Herb Health: Echinacea

One way to combat viruses – especially colds – is to strengthen our immune system, and one of the most popular choice for herbalists is the herb echinacea.  It is widely available and a great choice for giving our immune systems a boost and protecting us from some of the common cold and flu viruses that we face every day.


Echinacea, a member of the Asteraceae family, originates from North America where it was traditionally used by native Americans as a blood cleanser and to treat snake bites and infections. During his travels to North America in the 50’s, the famous naturopath Alfred Vogel spent some time with the Sioux Indian tribe in South Dakota where he became great friends with a medicine man by the name of Black Elk. On returning to Europe, Vogel received a gift of some echinacea seeds from Black Elk, which he cultivated and in time they were developed into the herbal medicine that we know today.

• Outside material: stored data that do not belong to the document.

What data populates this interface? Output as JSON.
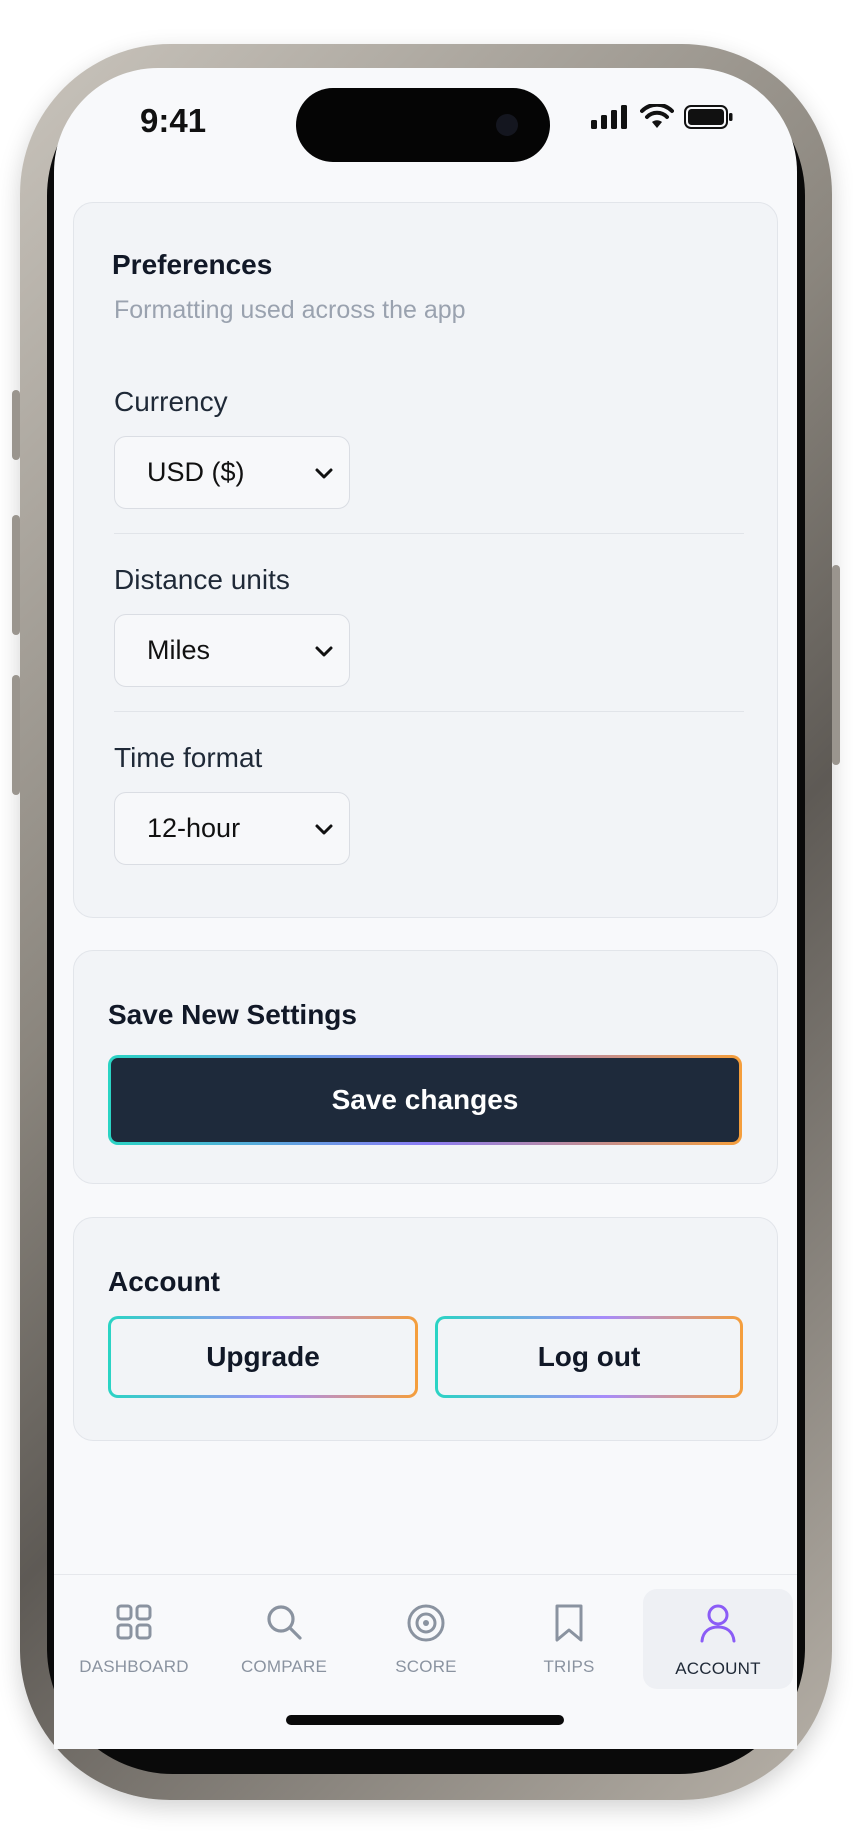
{
  "status_bar": {
    "time": "9:41"
  },
  "preferences": {
    "title": "Preferences",
    "subtitle": "Formatting used across the app",
    "currency": {
      "label": "Currency",
      "value": "USD ($)"
    },
    "distance": {
      "label": "Distance units",
      "value": "Miles"
    },
    "time_format": {
      "label": "Time format",
      "value": "12-hour"
    }
  },
  "save_section": {
    "title": "Save New Settings",
    "button": "Save changes"
  },
  "account": {
    "title": "Account",
    "upgrade": "Upgrade",
    "logout": "Log out"
  },
  "tabs": [
    {
      "label": "DASHBOARD",
      "icon": "grid-icon"
    },
    {
      "label": "COMPARE",
      "icon": "search-icon"
    },
    {
      "label": "SCORE",
      "icon": "target-icon"
    },
    {
      "label": "TRIPS",
      "icon": "bookmark-icon"
    },
    {
      "label": "ACCOUNT",
      "icon": "user-icon",
      "active": true
    }
  ],
  "colors": {
    "accent": "#8b5cf6",
    "button_dark": "#1e2a3b",
    "gradient": [
      "#2ad4c4",
      "#8b7cf5",
      "#f59e3b"
    ]
  }
}
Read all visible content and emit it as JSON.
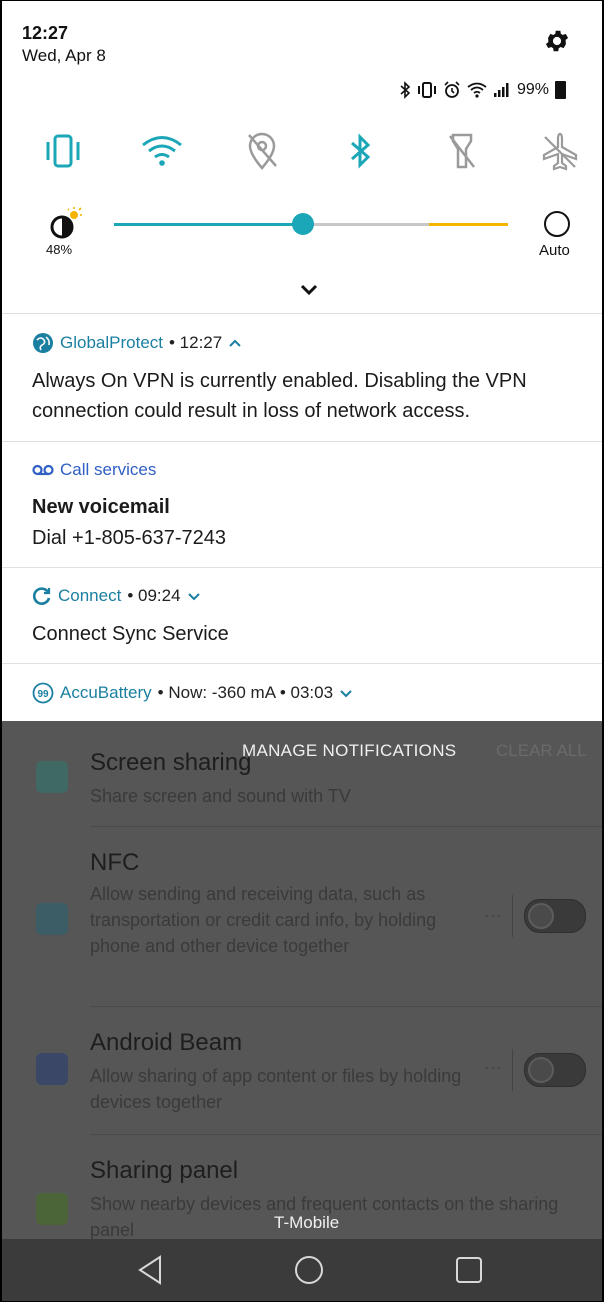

A great deal of research has been carried out on this wonderful herb in the last couple of decades  – read on to discover some of its myriad benefits.



Although studies have provided mixed results in the efficacy of echinacea in both the prevention and treatment of viral infections, one of the biggest studies undertaken showed that taking echinacea not only reduced the incidence of contracting the virus but also, if taken early in higher doses, might actually reduce the duration of the virus as well as the incidence of secondary infections such as chest infections.

A recent study by the Cardiff University Common Cold Centre – reportedly the largest ever, involving 750 people – showed that taking three daily doses of echinacea for four months reduced both the incidence and duration of the virus.

Scientists from the University of Connecticut School of Pharmacy reviewed over a dozen studies on the effects of echinacea on people’s risk of catching a cold and concluded that echinacea can reduce the chances of catching a cold by approximately 58 per cent.


Some studies claim that echinacea exhibits anti-fungal activity. It may have a role to play in the treatment of common conditions such as candida when combined with other herbs such as garlic. It may also be used both internally and topically to treat athlete’s foot.


Chronic viral conditions such as molluscum (very common in school children) and herpes infections such as cold sores and shingles have been shown to respond well to regular doses of echinacea.


Echinacea cream can be applied to various bacterial skin infections such as boils and ulcers where it appears to help fight bacterial infections and boost the healing response.


Echinacea is generally well tolerated by most of us, however allergies to this herb have been reported and it should only be given to children under the supervision of a medical practitioner or medical herbalist.

It should be avoided if you are currently taking immune suppressing medications and some sources also claim that it should not be used if you are suffering from severe autoimmune disorders.